Date: 2006-03-07 03:09 am (UTC)
From: [identity profile] candlelightfrot.livejournal.com
I think something like Whedonesque (which changed its format to be more like a bulletin board) was for a time more of a bleg than a blog. A bleg being a particular kind of blog in which initial entries are 'begged' of the user.

Date: 2006-03-07 06:05 am (UTC)
From: [identity profile] frances-lievens.livejournal.com
Maybe we should compare Whedonesque to Boing Boing, which also begs entries from the user. But instead of every user being able to post things, you email them to the "writers". Boing Boing doesn't even have the opportunity to comment. You can only email. And still it's called a blog by many. It lives on the fringes of the definition.

Date: 2006-03-07 05:09 am (UTC)
From: [identity profile] simonf.livejournal.com
Aye but Joss created his universe which spawned the Whedonesque universe. "God calls into question the nature of his indirectly related universe" wouldn't have been as snappy. And believe me, snappy titles is what I am all about.

And regarding whether Whedonesque is a blog or not: she who pays the bills, calls the shots.

We should, of course, asked Joss if Whedonesque isn't a blog what does he think it is then?

Date: 2006-03-07 06:02 am (UTC)
From: [identity profile] frances-lievens.livejournal.com
Oh, I so totally dig the snappy titles, Simon. It's what had me reading your post in the first place. ;-) It wasn't until later that the logician in me put the question marks in the border. Ach, I'm like that. Betweterig we say in Dutch.

I think I covered your remark when I said "We blog because we say so", so yeah, she who pays the bills, calls the shots. And since Boing Boing can call itself a blog, Whedonesque is one too.

Now if I were Joss what would I call Whedonesque? An egotrip?

Date: 2006-03-23 11:59 pm (UTC)
From: [identity profile] eachman.livejournal.com
"Moreso a blog doesn't even need the ability to comment anymore"

Weblogs existed before there was a possibility to comment and before they had permalinks. It took a long time before comments *were* possible.

Whedonesque *isn't* a message board. We don't post messages. We post links to other sites, other stories on the web, and comments on those links. This too was once an essential ingredient of the weblog.

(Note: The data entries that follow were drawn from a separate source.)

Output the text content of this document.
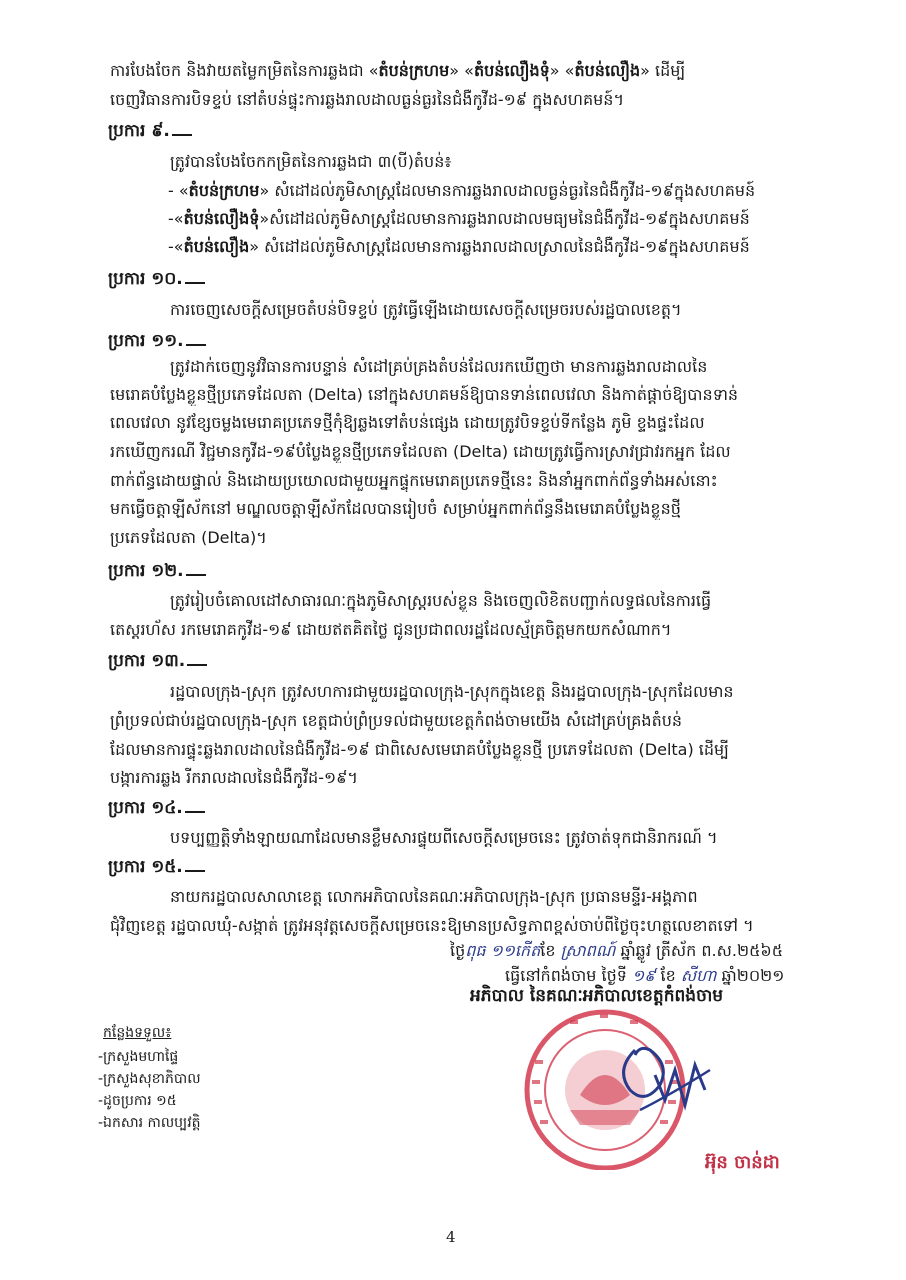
ការបែងចែក និងវាយតម្លៃកម្រិតនៃការឆ្លងជា «តំបន់ក្រហម» «តំបន់លឿងទុំ» «តំបន់លឿង» ដើម្បី
ចេញវិធានការបិទខ្ទប់ នៅតំបន់ផ្ទុះការឆ្លងរាលដាលធ្ងន់ធ្ងរនៃជំងឺកូវីដ-១៩ ក្នុងសហគមន៍។
ប្រការ ៩.
ត្រូវបានបែងចែកកម្រិតនៃការឆ្លងជា ៣(បី)តំបន់៖
- «តំបន់ក្រហម» សំដៅដល់ភូមិសាស្ត្រដែលមានការឆ្លងរាលដាលធ្ងន់ធ្ងរនៃជំងឺកូវីដ-១៩ក្នុងសហគមន៍
-«តំបន់លឿងទុំ»សំដៅដល់ភូមិសាស្ត្រដែលមានការឆ្លងរាលដាលមធ្យមនៃជំងឺកូវីដ-១៩ក្នុងសហគមន៍
-«តំបន់លឿង» សំដៅដល់ភូមិសាស្ត្រដែលមានការឆ្លងរាលដាលស្រាលនៃជំងឺកូវីដ-១៩ក្នុងសហគមន៍
ប្រការ ១០.
ការចេញសេចក្តីសម្រេចតំបន់បិទខ្ទប់ ត្រូវធ្វើឡើងដោយសេចក្តីសម្រេចរបស់រដ្ឋបាលខេត្ត។
ប្រការ ១១.
ត្រូវដាក់ចេញនូវវិធានការបន្ទាន់ សំដៅគ្រប់គ្រងតំបន់ដែលរកឃើញថា មានការឆ្លងរាលដាលនៃ
មេរោគបំប្លែងខ្លួនថ្មីប្រភេទដែលតា (Delta) នៅក្នុងសហគមន៍ឱ្យបានទាន់ពេលវេលា និងកាត់ផ្តាច់ឱ្យបានទាន់
ពេលវេលា នូវខ្សែចម្លងមេរោគប្រភេទថ្មីកុំឱ្យឆ្លងទៅតំបន់ផ្សេង ដោយត្រូវបិទខ្ទប់ទីកន្លែង ភូមិ ខ្ទងផ្ទះដែល
រកឃើញករណី វិជ្ជមានកូវីដ-១៩បំប្លែងខ្លួនថ្មីប្រភេទដែលតា (Delta) ដោយត្រូវធ្វើការស្រាវជ្រាវរកអ្នក ដែល
ពាក់ព័ន្ធដោយផ្ទាល់ និងដោយប្រយោលជាមួយអ្នកផ្ទុកមេរោគប្រភេទថ្មីនេះ និងនាំអ្នកពាក់ព័ន្ធទាំងអស់នោះ
មកធ្វើចត្តាឡីស័កនៅ មណ្ឌលចត្តាឡីស័កដែលបានរៀបចំ សម្រាប់អ្នកពាក់ព័ន្ធនឹងមេរោគបំប្លែងខ្លួនថ្មី
ប្រភេទដែលតា (Delta)។
ប្រការ ១២.
ត្រូវរៀបចំគោលដៅសាធារណៈក្នុងភូមិសាស្ត្ររបស់ខ្លួន និងចេញលិខិតបញ្ជាក់លទ្ធផលនៃការធ្វើ
តេស្តរហ័ស រកមេរោគកូវីដ-១៩ ដោយឥតគិតថ្លៃ ជូនប្រជាពលរដ្ឋដែលស្ម័គ្រចិត្តមកយកសំណាក។
ប្រការ ១៣.
រដ្ឋបាលក្រុង-ស្រុក ត្រូវសហការជាមួយរដ្ឋបាលក្រុង-ស្រុកក្នុងខេត្ត និងរដ្ឋបាលក្រុង-ស្រុកដែលមាន
ព្រំប្រទល់ជាប់រដ្ឋបាលក្រុង-ស្រុក ខេត្តជាប់ព្រំប្រទល់ជាមួយខេត្តកំពង់ចាមយើង សំដៅគ្រប់គ្រងតំបន់
ដែលមានការផ្ទុះឆ្លងរាលដាលនៃជំងឺកូវីដ-១៩ ជាពិសេសមេរោគបំប្លែងខ្លួនថ្មី ប្រភេទដែលតា (Delta) ដើម្បី
បង្ការការឆ្លង រីករាលដាលនៃជំងឺកូវីដ-១៩។
ប្រការ ១៤.
បទប្បញ្ញត្តិទាំងឡាយណាដែលមានខ្លឹមសារផ្ទុយពីសេចក្តីសម្រេចនេះ ត្រូវចាត់ទុកជានិរាករណ៍ ។
ប្រការ ១៥.
នាយករដ្ឋបាលសាលាខេត្ត លោកអភិបាលនៃគណៈអភិបាលក្រុង-ស្រុក ប្រធានមន្ទីរ-អង្គភាព
ជុំវិញខេត្ត រដ្ឋបាលឃុំ-សង្កាត់ ត្រូវអនុវត្តសេចក្តីសម្រេចនេះឱ្យមានប្រសិទ្ធភាពខ្ពស់ចាប់ពីថ្ងៃចុះហត្ថលេខាតទៅ ។
ថ្ងៃពុធ ១១កើតខែ ស្រាពណ៍ ឆ្នាំឆ្លូវ ត្រីស័ក ព.ស.២៥៦៥
ធ្វើនៅកំពង់ចាម ថ្ងៃទី ១៩ ខែ សីហា ឆ្នាំ២០២១
អភិបាល នៃគណៈអភិបាលខេត្តកំពង់ចាម
អ៊ុន ចាន់ដា
កន្លែងទទួល៖
-ក្រសួងមហាផ្ទៃ
-ក្រសួងសុខាភិបាល
-ដូចប្រការ ១៥
-ឯកសារ កាលប្បវត្តិ
4
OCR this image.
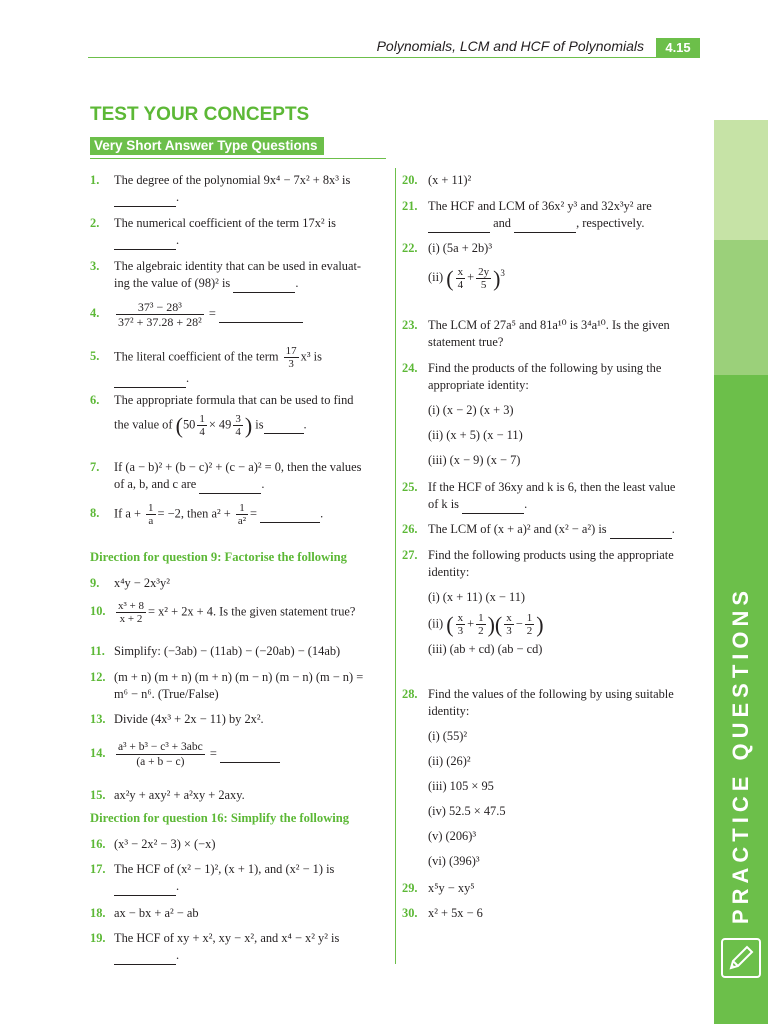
PRACTICE QUESTIONS
Polynomials, LCM and HCF of Polynomials	4.15
TEST YOUR CONCEPTS
Very Short Answer Type Questions
1. The degree of the polynomial 9x⁴ − 7x² + 8x³ is
.
2. The numerical coefficient of the term 17x² is
.
3. The algebraic identity that can be used in evaluat-
ing the value of (98)² is	.
4. $\frac{\text{37³ − 28³}}{\text{37² + 37.28 + 28²}}$ =
5. The literal coefficient of the term $\frac{17}{3} x^3$ is
.
6. The appropriate formula that can be used to find

the value of ($50 \frac{1}{4} \times 49 \frac{3}{4}$ ) is	.
7. If (a − b)² + (b − c)² + (c − a)² = 0, then the values
of a, b, and c are	.
8. If $a + \frac{1}{a} = -2$, then $a^2 + \frac{1}{\text{a²}}$ =	.
Direction for question 9: Factorise the following
9. x⁴y − 2x³y²
10. $\frac{\text{x³ + 8}}{x + 2} = x^2 + 2x + 4$. Is the given statement true?
11. Simplify: (−3ab) − (11ab) − (−20ab) − (14ab)
12. (m + n) (m + n) (m + n) (m − n) (m − n) (m − n) =
m⁶ − n⁶. (True/False)
13. Divide (4x³ + 2x − 11) by 2x².
14. $\frac{\text{a³ + b³ − c³ + 3abc}}{(a + b - c)}$ =
15. ax²y + axy² + a²xy + 2axy.
Direction for question 16: Simplify the following
16. (x³ − 2x² − 3) × (−x)
17. The HCF of (x² − 1)², (x + 1), and (x² − 1) is
.
18. ax − bx + a² − ab
19. The HCF of xy + x², xy − x², and x⁴ − x² y² is
.
20. (x + 11)²
21. The HCF and LCM of 36x² y³ and 32x³y² are
and	, respectively.
22. (i) (5a + 2b)³
(ii) ( $\frac{x}{4} + \frac{2y}{5} )^3$
23. The LCM of 27a⁵ and 81a¹⁰ is 3⁴a¹⁰. Is the given
statement true?
24. Find the products of the following by using the
appropriate identity:
(i) (x − 2) (x + 3)
(ii) (x + 5) (x − 11)
(iii) (x − 9) (x − 7)
25. If the HCF of 36xy and k is 6, then the least value
of k is	.
26. The LCM of (x + a)² and (x² − a²) is	.
27. Find the following products using the appropriate
identity:
(i) (x + 11) (x − 11)
(ii) ( $\frac{x}{3} + \frac{1}{2}$ )( $\frac{x}{3} - \frac{1}{2}$ )
(iii) (ab + cd) (ab − cd)
28. Find the values of the following by using suitable
identity:
(i) (55)²
(ii) (26)²
(iii) 105 × 95
(iv) 52.5 × 47.5
(v) (206)³
(vi) (396)³
29. x⁵y − xy⁵
30. x² + 5x − 6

Date: 2006-03-25 03:18 pm (UTC)
From: [identity profile] frances-lievens.livejournal.com
Ah thanks for the clarification. Didn't know that. I don't view whedonesque as a message board. I was only pointing out that such a small definition of weblog makes message boards into weblogs as well.

I can't talk about the early days of weblogs when blogging wasn't a verb yet. Hey I jumped on the bandwagon in the year of the blog: 2004. Everyone seems to have one these days! And that changes the use of the word of course.

Thanks for commenting, but how the hell did you end up here, if I may be so bold to enquire?